Updated: May 11, 2020

The first time I heard about abdominal separation I was shocked. The first time I saw an abdominal separation I knew exactly what it was.

Pilates for abdominal separation

(Diastasis meaning separation of two body parts that are supposed to be together and Recti meaning the two sides of the rectus abdominis) The class was a group reformer class and my client was about two years postnatal. When I spoke to her about it, it was the very first time she had heard about it. She felt there was something wrong with her and I could tell she disliked her postnatal body. Later, she told me that after she had her baby, she was coached by the postpartum physiotherapist to do sit ups. Unfortunately, unless you have the correct technique for working the abdominals you can push the abdominals further apart creating a larger gap, making the client more vulnerable to lower back pain, and possible abdominal hernia. She was very thin and I wondered if part of her thin state was due to feeling like her abdominals were pouching out and flabby and thus dieting and exercise has become part of her daily ritual.

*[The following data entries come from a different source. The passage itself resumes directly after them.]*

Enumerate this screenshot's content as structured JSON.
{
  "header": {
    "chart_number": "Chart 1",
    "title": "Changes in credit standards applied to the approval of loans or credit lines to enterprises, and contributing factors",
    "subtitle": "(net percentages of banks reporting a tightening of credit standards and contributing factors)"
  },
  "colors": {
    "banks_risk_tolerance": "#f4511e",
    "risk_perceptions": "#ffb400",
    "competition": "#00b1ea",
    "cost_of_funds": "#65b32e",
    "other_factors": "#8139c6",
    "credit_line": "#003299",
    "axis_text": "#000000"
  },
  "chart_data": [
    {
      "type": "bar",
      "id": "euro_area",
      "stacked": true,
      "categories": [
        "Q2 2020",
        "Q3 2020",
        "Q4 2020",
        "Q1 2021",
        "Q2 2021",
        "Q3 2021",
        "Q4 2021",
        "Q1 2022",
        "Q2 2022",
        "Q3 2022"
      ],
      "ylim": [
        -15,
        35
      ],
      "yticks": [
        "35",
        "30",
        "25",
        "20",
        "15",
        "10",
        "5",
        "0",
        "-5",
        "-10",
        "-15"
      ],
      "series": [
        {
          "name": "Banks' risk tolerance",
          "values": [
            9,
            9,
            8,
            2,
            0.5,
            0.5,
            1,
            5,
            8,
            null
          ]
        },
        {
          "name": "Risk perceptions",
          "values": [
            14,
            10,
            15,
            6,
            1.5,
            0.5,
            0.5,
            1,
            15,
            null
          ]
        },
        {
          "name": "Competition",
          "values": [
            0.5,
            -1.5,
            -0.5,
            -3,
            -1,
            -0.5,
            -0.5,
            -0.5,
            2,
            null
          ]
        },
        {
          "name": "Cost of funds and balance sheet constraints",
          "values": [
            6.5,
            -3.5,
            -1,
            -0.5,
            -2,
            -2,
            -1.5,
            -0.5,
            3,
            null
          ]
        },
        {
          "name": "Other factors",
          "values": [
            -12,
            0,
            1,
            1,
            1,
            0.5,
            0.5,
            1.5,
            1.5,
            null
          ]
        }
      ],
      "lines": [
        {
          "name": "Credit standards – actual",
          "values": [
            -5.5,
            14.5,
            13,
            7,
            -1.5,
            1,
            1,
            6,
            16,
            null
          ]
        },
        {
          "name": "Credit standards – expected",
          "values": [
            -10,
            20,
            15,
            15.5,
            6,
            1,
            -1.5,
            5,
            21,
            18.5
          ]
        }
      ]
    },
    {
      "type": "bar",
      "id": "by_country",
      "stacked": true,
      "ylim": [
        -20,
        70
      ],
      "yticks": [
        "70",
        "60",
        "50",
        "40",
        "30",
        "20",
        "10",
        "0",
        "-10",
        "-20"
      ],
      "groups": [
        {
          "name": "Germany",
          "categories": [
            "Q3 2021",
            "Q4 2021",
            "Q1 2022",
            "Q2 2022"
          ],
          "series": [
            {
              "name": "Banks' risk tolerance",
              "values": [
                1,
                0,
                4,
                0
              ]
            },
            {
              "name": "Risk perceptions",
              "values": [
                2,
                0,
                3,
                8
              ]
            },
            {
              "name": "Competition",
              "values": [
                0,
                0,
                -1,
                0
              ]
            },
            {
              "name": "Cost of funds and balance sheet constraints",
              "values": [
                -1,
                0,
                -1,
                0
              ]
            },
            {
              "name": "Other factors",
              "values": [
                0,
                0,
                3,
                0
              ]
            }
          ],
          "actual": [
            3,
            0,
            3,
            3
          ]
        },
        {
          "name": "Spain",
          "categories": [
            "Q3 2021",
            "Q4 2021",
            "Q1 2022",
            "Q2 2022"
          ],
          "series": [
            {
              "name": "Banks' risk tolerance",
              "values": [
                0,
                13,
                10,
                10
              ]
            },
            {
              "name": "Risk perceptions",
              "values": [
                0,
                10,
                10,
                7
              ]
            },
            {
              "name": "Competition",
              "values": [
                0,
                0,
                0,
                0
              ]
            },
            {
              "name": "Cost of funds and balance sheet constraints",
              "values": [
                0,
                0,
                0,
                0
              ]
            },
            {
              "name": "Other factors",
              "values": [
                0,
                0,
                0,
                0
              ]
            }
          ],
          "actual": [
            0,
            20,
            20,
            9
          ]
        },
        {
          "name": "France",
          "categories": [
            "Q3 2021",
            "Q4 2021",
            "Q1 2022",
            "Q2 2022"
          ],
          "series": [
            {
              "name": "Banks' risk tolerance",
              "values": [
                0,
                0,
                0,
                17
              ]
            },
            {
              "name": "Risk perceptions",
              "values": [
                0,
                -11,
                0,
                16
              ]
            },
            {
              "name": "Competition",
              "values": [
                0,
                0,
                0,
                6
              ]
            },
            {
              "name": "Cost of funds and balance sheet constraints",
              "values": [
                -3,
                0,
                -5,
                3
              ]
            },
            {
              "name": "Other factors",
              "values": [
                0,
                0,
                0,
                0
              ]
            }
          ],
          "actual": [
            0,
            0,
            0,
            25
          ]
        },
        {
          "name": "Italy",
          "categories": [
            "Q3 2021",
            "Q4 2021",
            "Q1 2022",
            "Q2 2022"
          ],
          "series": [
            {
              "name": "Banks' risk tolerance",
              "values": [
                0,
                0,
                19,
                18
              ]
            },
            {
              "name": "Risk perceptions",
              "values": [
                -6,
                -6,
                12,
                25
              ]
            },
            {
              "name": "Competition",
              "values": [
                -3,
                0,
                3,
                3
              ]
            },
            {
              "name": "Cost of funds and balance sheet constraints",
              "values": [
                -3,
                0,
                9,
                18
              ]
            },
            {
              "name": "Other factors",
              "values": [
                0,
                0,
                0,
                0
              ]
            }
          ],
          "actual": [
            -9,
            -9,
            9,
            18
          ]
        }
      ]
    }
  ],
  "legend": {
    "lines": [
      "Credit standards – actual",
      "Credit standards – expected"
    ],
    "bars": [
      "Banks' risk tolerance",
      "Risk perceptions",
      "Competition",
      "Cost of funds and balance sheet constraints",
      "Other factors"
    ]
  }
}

The first time I felt a diastasis I was a little horrified feeling like my whole hand was sinking into the stomach of my client. I tried to hide my horror, and I felt the confused pain and shame of the petite-framed woman I was working with.

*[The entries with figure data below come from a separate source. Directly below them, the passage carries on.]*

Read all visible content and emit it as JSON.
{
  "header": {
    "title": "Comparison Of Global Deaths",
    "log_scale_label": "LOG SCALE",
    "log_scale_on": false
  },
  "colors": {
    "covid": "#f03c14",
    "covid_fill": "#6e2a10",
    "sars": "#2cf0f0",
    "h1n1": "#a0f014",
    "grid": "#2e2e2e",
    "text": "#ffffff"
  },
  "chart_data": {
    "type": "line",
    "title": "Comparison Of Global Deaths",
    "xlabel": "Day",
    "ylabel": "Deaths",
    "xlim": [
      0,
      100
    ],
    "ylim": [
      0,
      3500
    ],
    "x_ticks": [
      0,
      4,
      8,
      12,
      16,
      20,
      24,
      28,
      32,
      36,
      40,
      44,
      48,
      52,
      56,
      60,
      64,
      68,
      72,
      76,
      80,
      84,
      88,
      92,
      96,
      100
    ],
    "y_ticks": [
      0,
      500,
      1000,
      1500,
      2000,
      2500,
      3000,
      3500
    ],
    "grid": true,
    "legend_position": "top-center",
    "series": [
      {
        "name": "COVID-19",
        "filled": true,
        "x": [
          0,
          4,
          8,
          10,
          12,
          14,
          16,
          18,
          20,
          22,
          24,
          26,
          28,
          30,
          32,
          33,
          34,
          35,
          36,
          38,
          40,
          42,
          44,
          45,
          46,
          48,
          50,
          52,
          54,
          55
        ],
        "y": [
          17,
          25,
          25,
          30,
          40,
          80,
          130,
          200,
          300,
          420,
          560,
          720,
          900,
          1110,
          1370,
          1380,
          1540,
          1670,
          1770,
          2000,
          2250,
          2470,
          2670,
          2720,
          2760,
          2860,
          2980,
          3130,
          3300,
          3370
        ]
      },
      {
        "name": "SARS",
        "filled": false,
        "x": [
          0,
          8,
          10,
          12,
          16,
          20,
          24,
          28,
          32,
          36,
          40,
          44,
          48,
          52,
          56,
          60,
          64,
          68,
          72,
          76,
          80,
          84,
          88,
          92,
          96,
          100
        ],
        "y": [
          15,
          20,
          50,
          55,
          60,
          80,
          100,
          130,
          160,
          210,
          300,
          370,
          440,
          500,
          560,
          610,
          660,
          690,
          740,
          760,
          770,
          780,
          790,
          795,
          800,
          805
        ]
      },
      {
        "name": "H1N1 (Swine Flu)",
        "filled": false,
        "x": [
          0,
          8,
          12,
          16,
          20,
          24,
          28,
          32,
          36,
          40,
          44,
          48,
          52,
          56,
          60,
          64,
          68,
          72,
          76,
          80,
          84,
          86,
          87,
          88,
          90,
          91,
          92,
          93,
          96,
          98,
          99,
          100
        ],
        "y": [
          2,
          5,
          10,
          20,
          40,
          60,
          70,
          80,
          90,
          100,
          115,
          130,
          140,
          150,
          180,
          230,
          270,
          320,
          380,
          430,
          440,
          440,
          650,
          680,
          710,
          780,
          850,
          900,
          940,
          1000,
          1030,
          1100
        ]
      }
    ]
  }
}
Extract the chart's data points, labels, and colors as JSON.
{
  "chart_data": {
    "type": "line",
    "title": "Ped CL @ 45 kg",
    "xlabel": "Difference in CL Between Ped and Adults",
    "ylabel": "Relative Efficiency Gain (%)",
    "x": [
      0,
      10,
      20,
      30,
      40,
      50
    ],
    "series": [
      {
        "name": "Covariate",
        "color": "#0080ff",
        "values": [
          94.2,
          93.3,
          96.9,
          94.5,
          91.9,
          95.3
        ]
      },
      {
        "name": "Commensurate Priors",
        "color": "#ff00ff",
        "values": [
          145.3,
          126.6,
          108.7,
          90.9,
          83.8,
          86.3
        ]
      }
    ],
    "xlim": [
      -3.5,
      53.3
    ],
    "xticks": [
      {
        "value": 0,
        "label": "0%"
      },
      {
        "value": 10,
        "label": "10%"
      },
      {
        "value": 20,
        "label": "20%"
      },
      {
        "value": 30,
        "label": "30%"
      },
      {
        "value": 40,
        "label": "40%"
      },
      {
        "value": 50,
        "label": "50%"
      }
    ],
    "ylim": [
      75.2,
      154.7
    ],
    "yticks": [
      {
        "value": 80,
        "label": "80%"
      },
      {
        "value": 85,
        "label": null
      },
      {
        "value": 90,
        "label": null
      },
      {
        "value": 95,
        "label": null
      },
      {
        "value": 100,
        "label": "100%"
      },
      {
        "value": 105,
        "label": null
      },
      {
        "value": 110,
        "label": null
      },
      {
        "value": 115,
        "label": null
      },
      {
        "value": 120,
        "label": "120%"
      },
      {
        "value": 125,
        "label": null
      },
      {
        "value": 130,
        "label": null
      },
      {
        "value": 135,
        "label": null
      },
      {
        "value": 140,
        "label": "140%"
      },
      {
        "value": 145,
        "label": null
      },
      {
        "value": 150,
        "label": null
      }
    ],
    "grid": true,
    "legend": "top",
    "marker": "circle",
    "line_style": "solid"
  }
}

If you have an abdominal separation and are wanting to close the gap, please contact me here or go to my studio website here.

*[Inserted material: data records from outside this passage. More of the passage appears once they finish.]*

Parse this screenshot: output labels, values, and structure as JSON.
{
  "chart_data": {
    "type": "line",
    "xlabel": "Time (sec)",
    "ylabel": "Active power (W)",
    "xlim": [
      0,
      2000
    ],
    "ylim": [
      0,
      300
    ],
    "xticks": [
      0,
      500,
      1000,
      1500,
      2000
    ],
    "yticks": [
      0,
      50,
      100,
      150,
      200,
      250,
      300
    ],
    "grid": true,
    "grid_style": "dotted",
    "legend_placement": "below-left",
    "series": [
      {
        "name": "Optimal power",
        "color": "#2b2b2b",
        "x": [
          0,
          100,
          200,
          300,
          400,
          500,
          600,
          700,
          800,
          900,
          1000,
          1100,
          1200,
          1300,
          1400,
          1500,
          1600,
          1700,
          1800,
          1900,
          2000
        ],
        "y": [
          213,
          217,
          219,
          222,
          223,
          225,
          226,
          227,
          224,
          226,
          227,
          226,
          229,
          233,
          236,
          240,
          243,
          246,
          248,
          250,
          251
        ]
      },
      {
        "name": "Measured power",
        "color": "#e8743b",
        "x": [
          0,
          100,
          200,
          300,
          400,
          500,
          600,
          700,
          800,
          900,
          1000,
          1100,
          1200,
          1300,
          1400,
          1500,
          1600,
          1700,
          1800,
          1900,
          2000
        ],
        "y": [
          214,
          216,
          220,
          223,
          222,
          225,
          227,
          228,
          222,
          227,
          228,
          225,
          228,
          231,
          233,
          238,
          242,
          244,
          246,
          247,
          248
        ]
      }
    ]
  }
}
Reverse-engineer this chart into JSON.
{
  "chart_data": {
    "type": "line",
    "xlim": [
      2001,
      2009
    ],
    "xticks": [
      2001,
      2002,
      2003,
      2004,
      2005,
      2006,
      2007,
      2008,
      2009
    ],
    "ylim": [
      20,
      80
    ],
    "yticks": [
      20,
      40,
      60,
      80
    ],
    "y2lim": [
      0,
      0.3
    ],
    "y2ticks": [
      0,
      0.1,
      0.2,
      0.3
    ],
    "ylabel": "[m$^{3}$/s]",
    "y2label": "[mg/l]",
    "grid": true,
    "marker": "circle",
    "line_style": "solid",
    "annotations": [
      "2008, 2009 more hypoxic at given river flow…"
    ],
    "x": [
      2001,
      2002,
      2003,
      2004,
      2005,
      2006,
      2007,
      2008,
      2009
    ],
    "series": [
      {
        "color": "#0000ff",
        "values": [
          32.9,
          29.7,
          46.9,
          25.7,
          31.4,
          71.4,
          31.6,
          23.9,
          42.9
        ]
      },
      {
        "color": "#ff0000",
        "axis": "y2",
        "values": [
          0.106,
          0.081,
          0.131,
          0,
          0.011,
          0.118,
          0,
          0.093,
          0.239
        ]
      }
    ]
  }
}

Group mat Pilates is generally not the best place for postpartum abdominal separation as these sessions contain many exercises with excessive intra-abdominal pressure. These include legs 90/90, Planks, half curls, the abdominal series and lots of abdominal work in an open Kinetic chain. Doing exercises with excessive intra-abdominal pressure can actually push the abdominals apart further. Group Pilates mat classes should be specific to postpartum fitness.

Clients need special attention to work towards getting this gap closed by drawing the two sides of the abdominals together with very little intra-abdominal pressure. So just drawing the tummy in while lying flat, then side lying, seated, 4 point kneeling and standing. As the client becomes more competent then closed kinetic chain exercises can be introduced such as single leg toe taps, heel slides, single leg stretch with the head down and one foot on a fit ball and the other on the floor. Single arm work with a 2kg hand weight has less intra-abdominal pressure than holding two hand weights so working with single arms supine, and side lying before seated, four-point kneeling and finally standing. Exercises that are last to be introduced are planks, hovers, sit ups and side sit up.

When you work with Abdominal separation or diastasis recti, you have to change your entire approach to Pilates and abdominal cueing. The more experience you get with doing a rec check and also cueing your client during their session will increase your physical knowledge and understanding of this complex issue. I say complex as it can have effects on the esteem and confidence of your client, as well as physical issues such as making your client more vulnerable to lower back pain and pelvic instability.

Have you worked with Abdominal separation? What was it like? What is your experience in working with Abdominal separation? You are welcome to share your experiences.